I have accepted my cousin Anthony's apology that he sent me via e-mail, though a telephone call would have been more personal. The sorrow and hurt broke him and he unwisely let loose on me. I said not a word in reply. After long deliberation, I retaliated with words. Just words, right? I am a chicchierone, a big mouth. This is why my Mafia application was rejected. However, I told the truth. I told no lies. I stopped lying many years ago, to others and myself. At his request and for the sake of my aunt Celena's soul, I deleted the post that spoke about him, his spouse and sister in a less than favorable light. They knew what I had posted was true and couldn't bear to have it made public. But, I am not afraid to look any one in the eye, especially now with Lasik surgery. I will let it stand there. Niente!

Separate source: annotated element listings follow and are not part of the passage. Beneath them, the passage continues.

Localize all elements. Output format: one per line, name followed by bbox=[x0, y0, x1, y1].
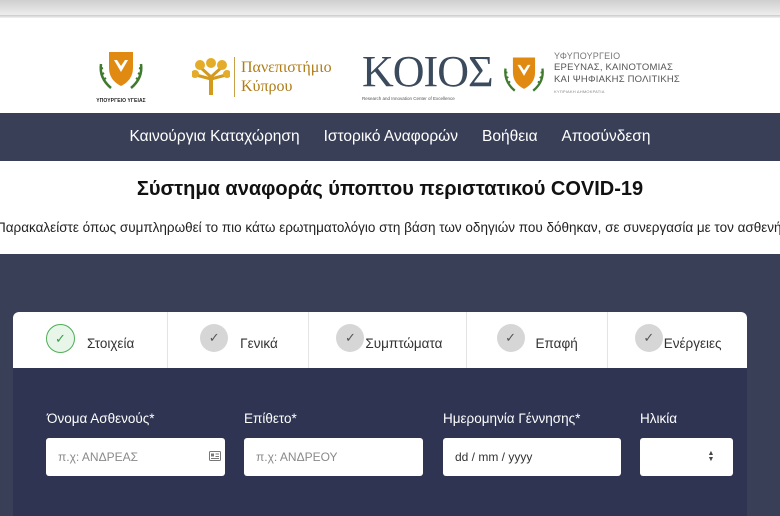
last-name-input[interactable] bbox=[244, 438, 423, 476]
cyprus-emblem-icon bbox=[504, 57, 544, 92]
page-instructions: Παρακαλείστε όπως συμπληρωθεί το πιο κάτ… bbox=[0, 220, 780, 235]
nav-help[interactable]: Βοήθεια bbox=[482, 128, 538, 146]
dob-placeholder: dd / mm / yyyy bbox=[455, 450, 533, 464]
nav-new-entry[interactable]: Καινούργια Καταχώρηση bbox=[130, 128, 300, 146]
koios-subtitle: Research and Innovation Center of Excell… bbox=[362, 96, 455, 101]
dob-label: Ημερομηνία Γέννησης* bbox=[443, 411, 581, 426]
dmrid-line4: ΚΥΠΡΙΑΚΗ ΔΗΜΟΚΡΑΤΙΑ bbox=[554, 89, 605, 94]
step-label: Επαφή bbox=[535, 336, 578, 351]
step-label: Στοιχεία bbox=[87, 336, 135, 351]
step-actions[interactable]: ✓ Ενέργειες bbox=[608, 312, 747, 368]
step-label: Ενέργειες bbox=[663, 336, 722, 351]
first-name-input[interactable] bbox=[46, 438, 225, 476]
ucy-separator bbox=[234, 57, 235, 97]
koios-logo: KOΙOΣ Research and Innovation Center of … bbox=[362, 47, 494, 110]
main-nav: Καινούργια Καταχώρηση Ιστορικό Αναφορών … bbox=[0, 113, 780, 161]
step-details[interactable]: ✓ Στοιχεία bbox=[13, 312, 169, 368]
first-name-label: Όνομα Ασθενούς* bbox=[47, 411, 155, 426]
step-symptoms[interactable]: ✓ Συμπτώματα bbox=[309, 312, 467, 368]
last-name-label: Επίθετο* bbox=[244, 411, 297, 426]
window-top-edge bbox=[0, 0, 780, 18]
step-label: Συμπτώματα bbox=[365, 336, 443, 351]
step-contact[interactable]: ✓ Επαφή bbox=[467, 312, 608, 368]
check-icon: ✓ bbox=[336, 324, 365, 352]
moh-caption: ΥΠΟΥΡΓΕΙΟ ΥΓΕΙΑΣ bbox=[96, 98, 146, 104]
age-stepper[interactable]: ▲ ▼ bbox=[705, 450, 717, 464]
deputy-ministry-logo: ΥΦΥΠΟΥΡΓΕΙΟ ΕΡΕΥΝΑΣ, ΚΑΙΝΟΤΟΜΙΑΣ ΚΑΙ ΨΗΦ… bbox=[500, 50, 680, 102]
check-icon: ✓ bbox=[200, 324, 229, 352]
tree-icon bbox=[192, 58, 230, 95]
dmrid-line3: ΚΑΙ ΨΗΦΙΑΚΗΣ ΠΟΛΙΤΙΚΗΣ bbox=[554, 74, 680, 85]
university-of-cyprus-logo: Πανεπιστήμιο Κύπρου bbox=[192, 52, 332, 102]
check-icon: ✓ bbox=[496, 324, 525, 352]
ucy-line1: Πανεπιστήμιο bbox=[241, 59, 332, 76]
ucy-line2: Κύπρου bbox=[241, 78, 293, 95]
ministry-of-health-logo: ΥΠΟΥΡΓΕΙΟ ΥΓΕΙΑΣ bbox=[92, 46, 150, 106]
step-general[interactable]: ✓ Γενικά bbox=[168, 312, 310, 368]
nav-logout[interactable]: Αποσύνδεση bbox=[562, 128, 651, 146]
dmrid-line1: ΥΦΥΠΟΥΡΓΕΙΟ bbox=[554, 51, 621, 61]
cyprus-emblem-icon bbox=[99, 52, 143, 89]
contact-card-icon bbox=[209, 451, 221, 464]
age-input[interactable] bbox=[640, 438, 733, 476]
check-icon: ✓ bbox=[634, 324, 663, 352]
nav-report-history[interactable]: Ιστορικό Αναφορών bbox=[324, 128, 458, 146]
age-label: Ηλικία bbox=[640, 411, 678, 426]
check-icon: ✓ bbox=[46, 324, 75, 353]
deputy-ministry-name: ΥΦΥΠΟΥΡΓΕΙΟ ΕΡΕΥΝΑΣ, ΚΑΙΝΟΤΟΜΙΑΣ ΚΑΙ ΨΗΦ… bbox=[554, 50, 680, 98]
dmrid-line2: ΕΡΕΥΝΑΣ, ΚΑΙΝΟΤΟΜΙΑΣ bbox=[554, 62, 674, 73]
chevron-down-icon[interactable]: ▼ bbox=[708, 456, 715, 463]
step-label: Γενικά bbox=[240, 336, 278, 351]
dob-input[interactable]: dd / mm / yyyy bbox=[443, 438, 621, 476]
page-title: Σύστημα αναφοράς ύποπτου περιστατικού CO… bbox=[136, 178, 644, 200]
ucy-name: Πανεπιστήμιο Κύπρου bbox=[241, 58, 332, 96]
wizard-steps: ✓ Στοιχεία ✓ Γενικά ✓ Συμπτώματα ✓ Επαφή… bbox=[13, 312, 747, 368]
koios-wordmark: KOΙOΣ bbox=[362, 47, 494, 96]
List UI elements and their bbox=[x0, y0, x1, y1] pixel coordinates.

Long ago at the darkest hour before the light, something awakened within me. I needed to heed my soul's call for authenticity. It hasn't been all cabaret and rose gardens, but I have seen, heard and felt beauty in the soul of the world. People who have not experienced this think it is all dramatic ego and staging. So much stronzata or cazzata. Enough is enough is enough. People either come together in some modicum of understanding and move on with the life or go their own separate ways and move on.

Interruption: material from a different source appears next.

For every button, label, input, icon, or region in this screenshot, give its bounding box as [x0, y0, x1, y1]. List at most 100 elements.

P.S. My aunt Celena's maiden name was Chiaradio. In Italian the words mean "bright light of God". Chiaroscuro is cognate. I recently learned that my mother's name was listed as "Lucia" rather than "Louise" on an old census report from the early 20th century. The truth was/is revealed to prophets, mystics and seers through light and the word. The objects of worship of the Hindus were devas, cognate with the Latin deus (god) derived from the old Sanskrit div, meaning brightness. I guess the bright ray has been dimmed almost to extinction by ignorance and greed along the way. And by the way, my aunt Celena's mother's maiden name was Angelina Perrone, my grandmother.